Uma banca com histórico de questionamentos em seis estados

O caso desta candidata se soma a uma lista extensa de episódios envolvendo o IDIB em outros municípios do país. Como o RepórterTO já noticiou, a banca acumula questionamentos do Ministério Público e de tribunais de contas em pelo menos seis estados nos últimos cinco anos.

Na Paraíba, o Tribunal de Contas do Estado julgou irregular a dispensa de licitação que contratou o IDIB pela Prefeitura de Bayeux e determinou a devolução das taxas de inscrição aos candidatos, decisão mantida após recurso rejeitado. Na Bahia, um acordo entre o Ministério Público estadual, o Município de Juazeiro e o próprio IDIB cancelou quatro concursos e previu a devolução de cerca de R$ 2,3 milhões a mais de 13 mil candidatos.

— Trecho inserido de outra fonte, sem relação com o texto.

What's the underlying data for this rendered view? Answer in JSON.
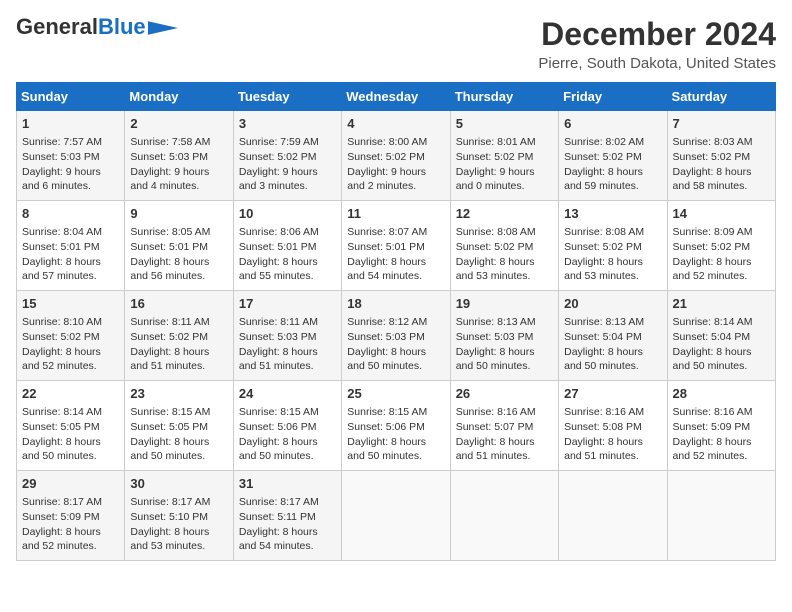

Em Pernambuco, o Ministério Público pediu a anulação da prova objetiva de um concurso em Lagoa Grande, citando descumprimento de horários, falta de transparência na lista de inscritos e atrasos no cronograma; outro concurso organizado pela banca no estado, em Santa Maria da Boa Vista, segue suspenso por tempo indeterminado. No Piauí, o Ministério Público move ação para anular concursos em Floriano, após denúncia de vazamento de lista de classificação antes da divulgação oficial. Em Goiás, a Justiça chegou a suspender um concurso da Câmara Municipal de Rio Verde organizado pelo IDIB, em meio a uma operação da Polícia Civil contra servidores da própria Câmara.

Procurado à época pelo RepórterTO sobre essas questões, o IDIB afirmou que a contratação em Araguaína seguiu estritamente a legislação vigente e que os casos de Rio Verde e Floriano observaram integralmente os requisitos legais, destacando que a reputação ética e profissional da banca é atestada por contratos e pareceres de órgãos como a Advocacia-Geral da União e tribunais de contas.

O espaço segue aberto para que o IDIB e a Prefeitura de Araguaína se manifestem especificamente sobre o caso desta candidata.